First we import the hba-test dataset with an Import from Text File task.

Then add a Data Manager task, select all the attributes in the Attributes list (using the SHIFT button), right-click and select Type > Nominal.



Add a Reshape to Long task to the process to restructure the data so that the information concerning a purchase of N items is distributed over N rows, each one including a couple Order ID/Item ID.

To do this drag and drop all the Item_ID xx attributes onto the Attributes to be transformed in long format edit box, then save and compute the task.

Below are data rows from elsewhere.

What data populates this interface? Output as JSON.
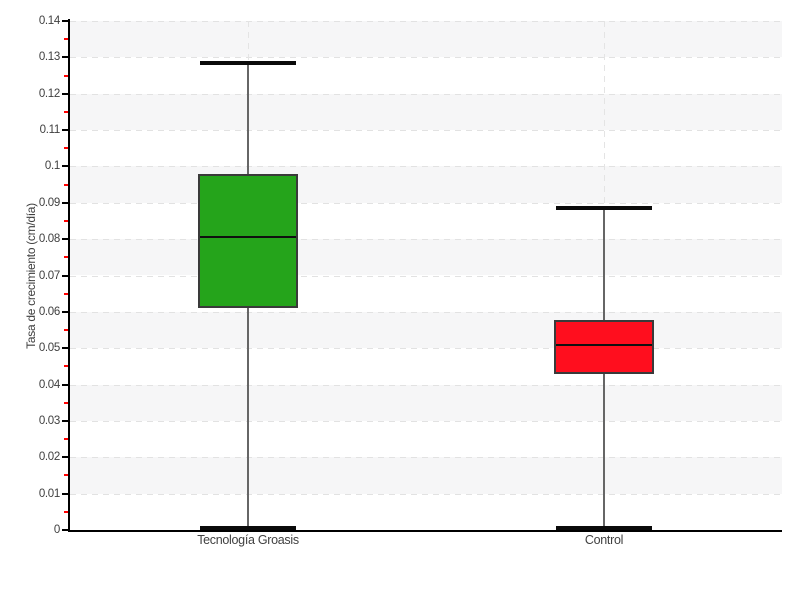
{
  "page": {
    "background": "#ffffff",
    "title": ""
  },
  "chart_data": {
    "type": "boxplot",
    "title": "",
    "xlabel": "",
    "ylabel": "Tasa de crecimiento (cm/día)",
    "ylim": [
      0,
      0.14
    ],
    "y_major_step": 0.01,
    "y_minor_step": 0.005,
    "y_tick_labels": [
      "0",
      "0.01",
      "0.02",
      "0.03",
      "0.04",
      "0.05",
      "0.06",
      "0.07",
      "0.08",
      "0.09",
      "0.1",
      "0.11",
      "0.12",
      "0.13",
      "0.14"
    ],
    "grid": "horizontal dashed gridlines at each 0.01, vertical dashed gridline at each category, alternating light-gray horizontal bands",
    "legend": "none",
    "categories": [
      "Tecnología Groasis",
      "Control"
    ],
    "series": [
      {
        "name": "Tecnología Groasis",
        "whisker_low": 0.0005,
        "q1": 0.061,
        "median": 0.0805,
        "q3": 0.098,
        "whisker_high": 0.1285,
        "fill": "#25a41b"
      },
      {
        "name": "Control",
        "whisker_low": 0.0005,
        "q1": 0.043,
        "median": 0.051,
        "q3": 0.0577,
        "whisker_high": 0.0885,
        "fill": "#ff0e1e"
      }
    ],
    "colors": {
      "green_box": "#25a41b",
      "red_box": "#ff0e1e",
      "box_border": "#3a3a3a",
      "median_line": "#101010",
      "whisker_line": "#666666",
      "whisker_cap": "#0a0a0a",
      "band": "#f6f6f7",
      "gridline": "#e2e2e2",
      "axis": "#000000",
      "minor_tick": "#ff0000",
      "tick_text": "#404040"
    }
  }
}
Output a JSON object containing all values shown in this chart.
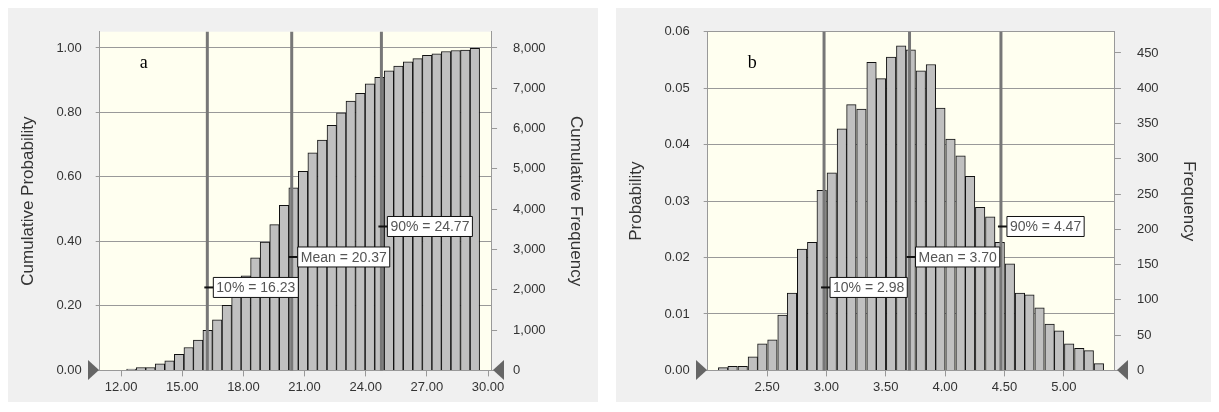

We then import the hba-test-prices-costs dataset with an Import from Text File task, and add another Data Manager to set the Item_ID attribute to Nominal

The data type of the price and cost attributes must remain continuous.

We then add a Join task to the process to merge this new dataset with the hba-test dataset, and configure it as follows:

  • select the Order_ID attribute in the ReshapeToLong task output

  • select all the attributes in the hba-test-prices-costs dataset

  • match the Wide_1 attribute from the ReshapeToLong task output with the Item_ID column in the hba-test-prices-costs dataset.

We then add a Frequent Itemsets Mining task, and configure it as follows:

  • set the Order_Id as Order key attribute

  • set Item_ID as the Item child attribute

  • set Maximum itemset cardinality to 3

  • select the auto (specify #) checkbox

  • set # Items to consider to 50.

The identified frequent itemsets are displayed in the corresponding tab.


We now add an Assortment Optimizer task, and select the Price attribute as the Item price attribute and the Cost attribute as the Item cost attribute.

The generated replacement rules are displayed in the corresponding tab.